To fix unsync issue with mariadb, we need to find out who’s the latest node in cluster and fix it first. To find it, simply try this command on each controller:

[[email protected] heat-admin]#   cat /var/lib/mysql/grastate.dat
# GALERA saved state
version: 2.1
uuid:    72067798-6786-11e9-80e8-a7605084ce9e
seqno:   140381117
cert_index:

[[email protected] etc]# cat /var/lib/mysql/grastate.dat
# GALERA saved state
version: 2.1
uuid:    72067798-6786-11e9-80e8-a7605084ce9e
seqno:   -1
cert_index:

Here seqno is the key we concern, -1 means no good in a failed cluster, and the host owns the highest positive value is the latest node we should work on. So here we should fix controller2 in this example.

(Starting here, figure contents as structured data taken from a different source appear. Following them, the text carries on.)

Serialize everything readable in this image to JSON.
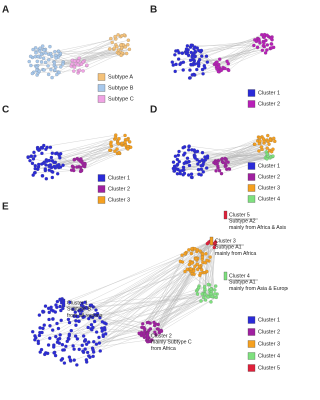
{
  "panels": [
    {
      "label": "A",
      "legend": [
        {
          "name": "Subtype A",
          "color": "#f5c27a"
        },
        {
          "name": "Subtype B",
          "color": "#a7c8ec"
        },
        {
          "name": "Subtype C",
          "color": "#f0a3e4"
        }
      ]
    },
    {
      "label": "B",
      "legend": [
        {
          "name": "Cluster 1",
          "color": "#2a2ad8"
        },
        {
          "name": "Cluster 2",
          "color": "#b81fb8"
        }
      ]
    },
    {
      "label": "C",
      "legend": [
        {
          "name": "Cluster 1",
          "color": "#2a2ad8"
        },
        {
          "name": "Cluster 2",
          "color": "#a020a0"
        },
        {
          "name": "Cluster 3",
          "color": "#f5a020"
        }
      ]
    },
    {
      "label": "D",
      "legend": [
        {
          "name": "Cluster 1",
          "color": "#2a2ad8"
        },
        {
          "name": "Cluster 2",
          "color": "#a020a0"
        },
        {
          "name": "Cluster 3",
          "color": "#f5a020"
        },
        {
          "name": "Cluster 4",
          "color": "#7ee07e"
        }
      ]
    },
    {
      "label": "E",
      "legend": [
        {
          "name": "Cluster 1",
          "color": "#2a2ad8"
        },
        {
          "name": "Cluster 2",
          "color": "#a020a0"
        },
        {
          "name": "Cluster 3",
          "color": "#f5a020"
        },
        {
          "name": "Cluster 4",
          "color": "#7ee07e"
        },
        {
          "name": "Cluster 5",
          "color": "#e0203a"
        }
      ],
      "annotations": [
        {
          "lines": [
            "Cluster 1",
            "Subtype B",
            "from all regions"
          ],
          "color": "#2a2ad8"
        },
        {
          "lines": [
            "Cluster 2",
            "mainly Subtype C",
            "from Africa"
          ],
          "color": "#a020a0"
        },
        {
          "lines": [
            "Cluster 3",
            "Subtype A1",
            "mainly from Africa"
          ],
          "color": "#f5a020"
        },
        {
          "lines": [
            "Cluster 4",
            "Subtype A1",
            "mainly from Asia & Europe"
          ],
          "color": "#7ee07e"
        },
        {
          "lines": [
            "Cluster 5",
            "Subtype A2",
            "mainly from Africa & Asis"
          ],
          "color": "#e0203a"
        }
      ]
    }
  ]
}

Now let’s go inside controller2 and change its mysql config file content to wsrep_cluster_address="gcomm://", then restart container. Once it’s back online, we can start restarting all mariadb containers on each other node. After making sure all container up successuflly, we can change back controller2’s config file to its original value.

The final status should be like this:

MariaDB [(none)]>  show status like 'wsrep_incoming_addresses';
+--------------------------+----------------------------------------------------------------------------------------------------------------------------------------------+
| Variable_name            | Value                                                                                                                                        |
+--------------------------+----------------------------------------------------------------------------------------------------------------------------------------------+
| wsrep_incoming_addresses | controller3.internalapi.devstack.tdlab.ca:3306,controller1.internalapi.devstack.tdlab.ca:3306,controller2.internalapi.devstack.tdlab.ca:3306 |
+--------------------------+----------------------------------------------------------------------------------------------------------------------------------------------+
1 row in set (0.00 sec)

MariaDB [(none)]> show status like 'wsrep_last_committed';
+----------------------+-----------+
| Variable_name        | Value     |
+----------------------+-----------+
| wsrep_last_committed | 140385350 |
+----------------------+-----------+
1 row in set (0.01 sec)

MariaDB [(none)]> show status like 'wsrep_local_state_comment';
+---------------------------+--------+
| Variable_name             | Value  |
+---------------------------+--------+
| wsrep_local_state_comment | Synced |
+---------------------------+--------+
1 row in set (0.00 sec)

and all hosts share the same file content:

[[email protected] keystone]# cat /var/lib/mysql/grastate.dat
# GALERA saved state
version: 2.1
uuid:    72067798-6786-11e9-80e8-a7605084ce9e
seqno:   -1
cert_index: